English / French
Intellectual property rights have significant effects on the incentives to create and diffuse innovation products and play an important role in shaping how stakeholders involved in agricultural research interact within partnerships. New collaborative partnerships require a balanced approach to the protection of intellectual property that takes into consideration a continuous flow of scientific exchange, high rates of return and the effective communication of research results.
The Theme 3 workshops, Intellectual Property Protection, Cooperation and Collaboration, will help participants outline mechanisms to ensure agricultural research offers a return to scientists and the private sector while protecting publicly-funded research and ensuring technologies and new knowledge meet users’ needs.
Workshop 3-A: IP management in interdisciplinary and cross-sectoral partnerships
Intellectual property rights can encourage greater investment in agricultural research and help promote the transformation of research findings into marketable products. Nevertheless, gaps in intellectual property management may reduce the use and dissemination of products resulting from proprietary science where others hold IP rights.
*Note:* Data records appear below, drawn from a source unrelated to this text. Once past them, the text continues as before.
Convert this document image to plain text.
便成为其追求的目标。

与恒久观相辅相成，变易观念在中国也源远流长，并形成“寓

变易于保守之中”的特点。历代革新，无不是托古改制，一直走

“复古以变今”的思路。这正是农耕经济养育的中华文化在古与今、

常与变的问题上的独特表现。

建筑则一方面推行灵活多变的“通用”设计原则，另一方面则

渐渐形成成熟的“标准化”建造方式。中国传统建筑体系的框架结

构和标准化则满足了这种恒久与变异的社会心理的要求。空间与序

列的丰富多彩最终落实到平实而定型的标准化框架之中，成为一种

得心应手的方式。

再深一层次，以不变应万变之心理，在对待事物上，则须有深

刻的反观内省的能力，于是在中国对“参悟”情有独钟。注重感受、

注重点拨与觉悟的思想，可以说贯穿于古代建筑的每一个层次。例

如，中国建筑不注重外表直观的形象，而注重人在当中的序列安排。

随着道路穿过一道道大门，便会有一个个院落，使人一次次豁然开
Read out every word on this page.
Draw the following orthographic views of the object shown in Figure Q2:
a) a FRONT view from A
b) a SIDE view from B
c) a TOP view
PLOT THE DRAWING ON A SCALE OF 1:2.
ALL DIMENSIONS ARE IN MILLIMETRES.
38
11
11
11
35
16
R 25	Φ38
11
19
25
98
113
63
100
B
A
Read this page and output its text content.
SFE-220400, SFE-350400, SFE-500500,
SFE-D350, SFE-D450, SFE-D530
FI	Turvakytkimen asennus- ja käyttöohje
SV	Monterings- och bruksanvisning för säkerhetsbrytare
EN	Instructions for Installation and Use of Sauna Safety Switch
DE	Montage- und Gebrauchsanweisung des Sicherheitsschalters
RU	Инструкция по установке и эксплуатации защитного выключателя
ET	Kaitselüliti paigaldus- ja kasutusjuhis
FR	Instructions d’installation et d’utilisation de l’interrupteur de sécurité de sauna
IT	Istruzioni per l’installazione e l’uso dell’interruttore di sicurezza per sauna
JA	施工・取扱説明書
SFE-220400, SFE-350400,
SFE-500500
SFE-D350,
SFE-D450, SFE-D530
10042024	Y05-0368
Strategic policy changes in this area have to potential to stimulate participation in cross-sectoral partnerships and balance the interests of IP rights-holders and the need to disseminate research to other stakeholders.
In this workshop panelists and participants will:
1. Review current trends in the protection of intellectual property within the agricultural context.
2. Discuss key challenges and opportunities for existing IP policies to support enhanced participation of academia in cross-sectoral partnerships.
3. Establish common guidelines and recommendations on the development of licensing agreements in cross-sectoral partnerships to encourage greater investments and better communication of research results.
Panelists
Lana Culley, Director, Business Development, Vineland Research and Innovation Centre
Lana Culley joined Vineland Research and Innovation Centre in 2012 as the Director of Business Development. Vineland’s unique business model requires integration of the business team in research projects from the onset, and Lana works with Vineland’s scientists to implement partnership and intellectual property strategies to enable commercial success and create impact for the Canadian horticulture sector.
Lana has significant experience negotiating collaborative research initiatives, managing intellectual property portfolios and developing licenses for agricultural technologies and plant varieties with commercial partners. She has also played a key role in developing the strategic relationships necessary to create successful long-term programs. Lana has expertise in evaluating research projects and integrating them with business activities to maximize the value of research and development investments.
Professor Chidi Oguamanam, Faculty of Law, University of Ottawa
Chidi Oguamanam is a full professorial faculty member at the Centre for Law, Technology and Society and affiliated with the Centre for Environmental Law and Global Sustainability, the Centre for Health Law, Policy and Ethics at the University of Ottawa. Professor Oguamanam obtained his early legal training in Nigeria before completing his graduate (LL.M and Ph.D.) degrees and Canadian practice certification from the University of British Columbia. He is called to the Bar in Nigeria and Canada and has long and ongoing professional legal practice experience.
His practice and research interests focus on various legal and policy issue-linkages to intellectual property law, especially in the areas of biotechnology, biodiversity, genetic resources, pharmaceuticals, agricultural knowledge systems, food security and food systems; public health law and policy; indigenous peoples, indigenous knowledge; human rights and the global governance of knowledge in development contexts.
He is widely published and has authored and co-edited several books in addition to scores of refereed journal articles. His sample publications include International Law and Indigenous Knowledge (University of Toronto Press, 2010); Intellectual Property in Global Governance (Routledge, 2012); Innovation and Intellectual Property: Collaborative Dynamics in Africa (University of Cape Town, 2014) (co-editor).
Workshop 3-B: IP 101
Intellectual Property Rights can help researchers promote the transformation of research findings into marketed products. However, unfamiliarity with the technical aspects of intellectual property can reduce utilization of inventions by other scientists and limit knowledge sharing. Both the research and farming communities need to be better prepared to address intellectual property rights issues on the basis of the impact of research on the sector and the society at large.
In this workshop panelists and participants will:
- Assess the contribution of intellectual property rights to agricultural innovation.
- Identify research practices that capture the exploitable IP of agricultural research projects from inception to commercialization.
- Examine various uses of patent information by researchers, entrepreneurs and commodity-specific industry associations.
- Compare diverse exploitation and utilization routes for agricultural research outputs.
- Explore different options for communicating research based on different IP exploitation routes.
Panelists
Christine Piché, Director of Business Support, National Research Council of Canada (NRC)
Christine Piché has 20 years of experience in the management of Intellectual Property. Her career at the National Research Council of Canada (NRC) began as an Intellectual Property Advisor, working with various inventors to protect and maximize the value of their IP.
Christine is now the Director of Business Support at NRC. She leads a diverse team of professionals responsible for strategic management of NRC’s Intellectual Property, contract management, technical business services as well as client relationship management.
Christine is a Patent Agent registered to practice in both Canada and the US. She also holds an MBA and a Bachelor’s degree in Electrical Engineering from the University of Ottawa.